Thursday, October 6, 2011
Seven
"It isn't until you finally run up against your deepest demons, your unsolvable problems - the ones that make you truly who you are - that you're ready to find a life-long mate. Only then do you know what you're looking for. You're looking for the wrong person. But not just any wrong person: the right wrong person - someone you lovingly gaze upon and think, 'This is the problem I want to have."
Andrew Boyd, Daily Afflictions
"True love is not the kind of thing you should turn down.
Don't ever turn it down."
The Avett Brothers, "January Wedding"
I have to be careful in the fall. Transformative stuff can happen in my life when the leaves begin to turn red because sometimes the universe has things in mind for me. Maybe it's because I was born in the fall, or because I'm so sensitive to the decline of the light, or because it's a natural time of transition. I don't know, but I have spent a lot of autumns in extreme emotional turmoil, extreme passion, or both. The three most significant romantic relationships that I have had in my life all began in the fall.

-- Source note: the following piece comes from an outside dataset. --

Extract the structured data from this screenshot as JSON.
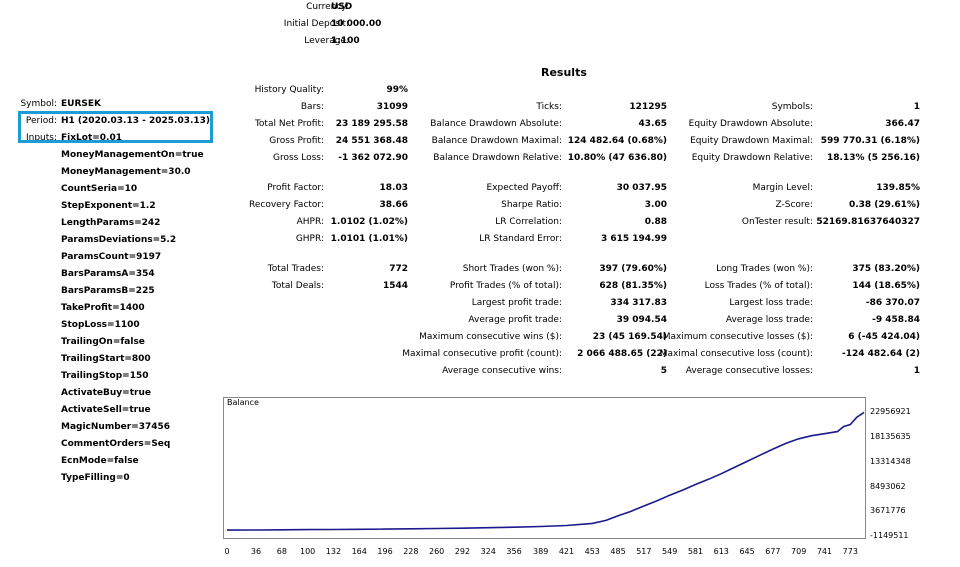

Seven years ago this October, I was stuck in a crappy job and an increasingly unhappy marriage. I hadn't had a full night's sleep in at least eighteen months. It was warm that year, like this October, and the trees were amazingly vivid during one sunny day after another. To me it felt like the sky had opened up and like the ocean of my unconscious was roaring to the surface. I'd blame it on the sleep deprivation, if it weren't for the fact that it happened to him, too.
Sometimes when you think everything is lost, you get a little help to see things differently. Sometimes you realize that the person that has been the best friend you've ever had isn't so far out of reach, and it's pretty likely that you were meant to save each other. Sometimes you're standing on a street corner with him and he says, "I want you to come with me," and you realize that you don't know where you're going, but there's no way in hell you're turning down that invitation.
Seven years later, I'm even surer that we made the right decision.
Wednesday, October 5, 2011
Tuesday, October 4, 2011
In the Autumn Garden
I've enjoyed watching the life cycle of the flowers in my garden this year. Right now most of them are brown or golden with dried hard seed heads. I'm trying to decide whether to cut some of them down later this month or leave them alone for what the gardening books like to call "winter interest." I imagine because I'm a big fan of just letting the plants, especially the natives, do their thing (which is not exactly the same as being a lazy gardener) that there will be a lot of interest out in the yard this winter.
The way things are going this month, I think I will go through yet another year without realizing my goal of planting some spring bulbs. It always seems like such a great idea when I'm at the height of planting fever in May and June. Then September and October roll around, the kids go back to school, we all get sick, the hard frost comes, and the next thing you know, it's bulb planting fail.
The good thing about gardening is that there's always next year.
Monday, October 3, 2011
Asters
Thank you, asters, for being blue
When the rest of the world is dead set on being orange.